Thursday, August 7, 2008

FIFTY FIVE FICTION / WHY WRITE

Fiftyfive fiction

1. There they sat, as they always would, a rooftop apart, watching each other. He sighed, she watched as the smoke curled its way silently into the cold blue sky. Beneath them, the empty streets glowed in the lonely moonlight. Both chimneys regarded this, and each other, with melancholy longing. So close, yet so far away.

2. She sat quietyly on the porch, watching her daughter in the garden, admired the slender strong tilt of her head in the sunlight, the smile in her eyes as the wind tustled her honey-brown hair. My daughter, she thought to herself, my beautiful daughter. And she got up to take the wheelchair-bound girl back indoors.

3. Cleared her throat and she began, wisps of song escaping across the sleeping town, notes floating high into the night sky, the moon her spotlight. Momentary pause, then final note, lingering in the air as though caught in the December frost.

Evidently pleased with herself, the cat took a bow and leapt off the wall.

_________

Why write?

My daughter comes into the living room where I am writing on my laptop. Behind us, the sunlight is melting into the morning and the wind is making the verandah curtains billow. A good morning, I think to myself, for writing. My daughter throws down her writing pad emphatically, petulantly, as though that in itself were enough to convey her agenda in coming here to interrupt my work.

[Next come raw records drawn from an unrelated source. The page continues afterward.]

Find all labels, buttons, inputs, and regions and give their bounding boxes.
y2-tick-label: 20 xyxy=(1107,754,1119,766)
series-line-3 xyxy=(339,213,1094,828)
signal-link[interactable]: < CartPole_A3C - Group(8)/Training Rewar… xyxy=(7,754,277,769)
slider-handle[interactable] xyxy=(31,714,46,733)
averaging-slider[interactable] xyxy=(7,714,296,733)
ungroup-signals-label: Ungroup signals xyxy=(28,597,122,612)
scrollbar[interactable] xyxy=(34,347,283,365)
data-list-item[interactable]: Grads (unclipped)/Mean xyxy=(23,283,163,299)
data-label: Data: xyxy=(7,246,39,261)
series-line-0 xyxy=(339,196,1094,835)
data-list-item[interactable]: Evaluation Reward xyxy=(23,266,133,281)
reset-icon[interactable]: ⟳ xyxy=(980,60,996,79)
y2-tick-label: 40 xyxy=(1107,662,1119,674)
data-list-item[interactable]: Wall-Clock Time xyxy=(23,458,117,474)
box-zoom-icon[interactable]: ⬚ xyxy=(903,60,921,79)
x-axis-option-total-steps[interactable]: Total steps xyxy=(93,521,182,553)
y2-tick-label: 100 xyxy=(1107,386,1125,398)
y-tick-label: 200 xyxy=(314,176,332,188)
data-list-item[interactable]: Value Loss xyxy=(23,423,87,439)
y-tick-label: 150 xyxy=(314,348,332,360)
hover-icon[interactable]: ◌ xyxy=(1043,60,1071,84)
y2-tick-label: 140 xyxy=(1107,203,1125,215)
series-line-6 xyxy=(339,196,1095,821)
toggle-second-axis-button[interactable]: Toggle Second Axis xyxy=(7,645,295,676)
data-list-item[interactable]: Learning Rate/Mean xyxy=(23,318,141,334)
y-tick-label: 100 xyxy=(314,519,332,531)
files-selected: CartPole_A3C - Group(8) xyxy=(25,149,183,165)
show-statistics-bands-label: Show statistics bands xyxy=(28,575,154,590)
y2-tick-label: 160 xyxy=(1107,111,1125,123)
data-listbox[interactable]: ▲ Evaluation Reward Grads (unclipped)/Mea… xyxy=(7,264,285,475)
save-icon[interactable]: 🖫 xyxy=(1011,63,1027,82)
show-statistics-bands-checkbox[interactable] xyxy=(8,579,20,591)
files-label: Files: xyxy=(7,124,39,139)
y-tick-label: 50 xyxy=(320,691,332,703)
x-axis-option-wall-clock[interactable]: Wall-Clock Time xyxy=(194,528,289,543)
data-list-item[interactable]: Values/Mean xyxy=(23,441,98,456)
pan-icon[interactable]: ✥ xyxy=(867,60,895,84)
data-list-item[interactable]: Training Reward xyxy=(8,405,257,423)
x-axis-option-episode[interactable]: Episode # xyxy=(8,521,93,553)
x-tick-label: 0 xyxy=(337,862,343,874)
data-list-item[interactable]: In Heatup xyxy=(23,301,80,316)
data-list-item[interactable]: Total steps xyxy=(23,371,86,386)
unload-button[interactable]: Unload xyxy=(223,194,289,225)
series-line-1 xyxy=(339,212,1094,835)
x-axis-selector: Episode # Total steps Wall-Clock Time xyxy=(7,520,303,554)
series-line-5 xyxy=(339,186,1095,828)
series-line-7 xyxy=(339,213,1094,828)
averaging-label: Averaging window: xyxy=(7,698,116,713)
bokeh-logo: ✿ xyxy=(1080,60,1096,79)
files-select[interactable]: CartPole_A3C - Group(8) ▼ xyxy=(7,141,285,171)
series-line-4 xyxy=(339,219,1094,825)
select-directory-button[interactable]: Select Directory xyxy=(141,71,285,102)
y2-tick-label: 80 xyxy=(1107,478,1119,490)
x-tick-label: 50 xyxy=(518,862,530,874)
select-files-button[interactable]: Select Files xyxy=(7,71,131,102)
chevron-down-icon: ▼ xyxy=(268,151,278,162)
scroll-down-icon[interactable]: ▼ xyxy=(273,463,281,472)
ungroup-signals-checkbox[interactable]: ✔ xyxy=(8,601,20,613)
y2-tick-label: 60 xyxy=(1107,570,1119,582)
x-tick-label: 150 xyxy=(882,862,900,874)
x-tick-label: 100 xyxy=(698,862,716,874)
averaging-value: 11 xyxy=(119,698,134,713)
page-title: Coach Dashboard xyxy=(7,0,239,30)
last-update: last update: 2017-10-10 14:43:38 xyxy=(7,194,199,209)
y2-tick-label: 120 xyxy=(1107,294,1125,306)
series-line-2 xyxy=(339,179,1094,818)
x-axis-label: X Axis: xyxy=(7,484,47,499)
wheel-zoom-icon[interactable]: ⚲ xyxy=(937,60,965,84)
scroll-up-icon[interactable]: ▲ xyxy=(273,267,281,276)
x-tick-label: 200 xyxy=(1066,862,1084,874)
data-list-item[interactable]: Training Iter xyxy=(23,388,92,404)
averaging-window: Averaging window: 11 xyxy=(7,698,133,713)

And then she begins.

“Why,” she starts, “why write?” It is a demand more than a question, and it hangs bashfully in the space between us, uncertain of where to go. “What’s the point in any of this?” She gestures to her half-written essay, sprawling unceremoniously on the glass tabletop, a sad jumble of single-lined exercise paper. “None of this is going to make any difference, so I might as well give up.” I look at her face, a mess of defiant scowling features, and wonder what to say to her.

I want to tell her that she writes, we write, not because we want to but simply because we must. That writing is how we keep our thoughts seeping into the canvas of life, how we keep ourselves in orbit with the world around us.

I want to tell her that whether she likes it or not, her words are the looking glass through which people will view her. I want to tell her that every word she writes is a part of her that she shares with the world, and that her words have power. Not because of what they are in themselves, but because of the thoughts that propel them out of her mind and onto the pages in front of her.

I want to tell her that no one else can string the same words in the exact way that she can. That even if they do try to, the stories that the words tell will be completely and utterly different. And that is why she must write, because her stories are one-of-a-kind, the most valuable things she has to offer the waiting world.

Instead, I look her in the eyes and smile. “Keep on writing,” I say, “just keep on writing.”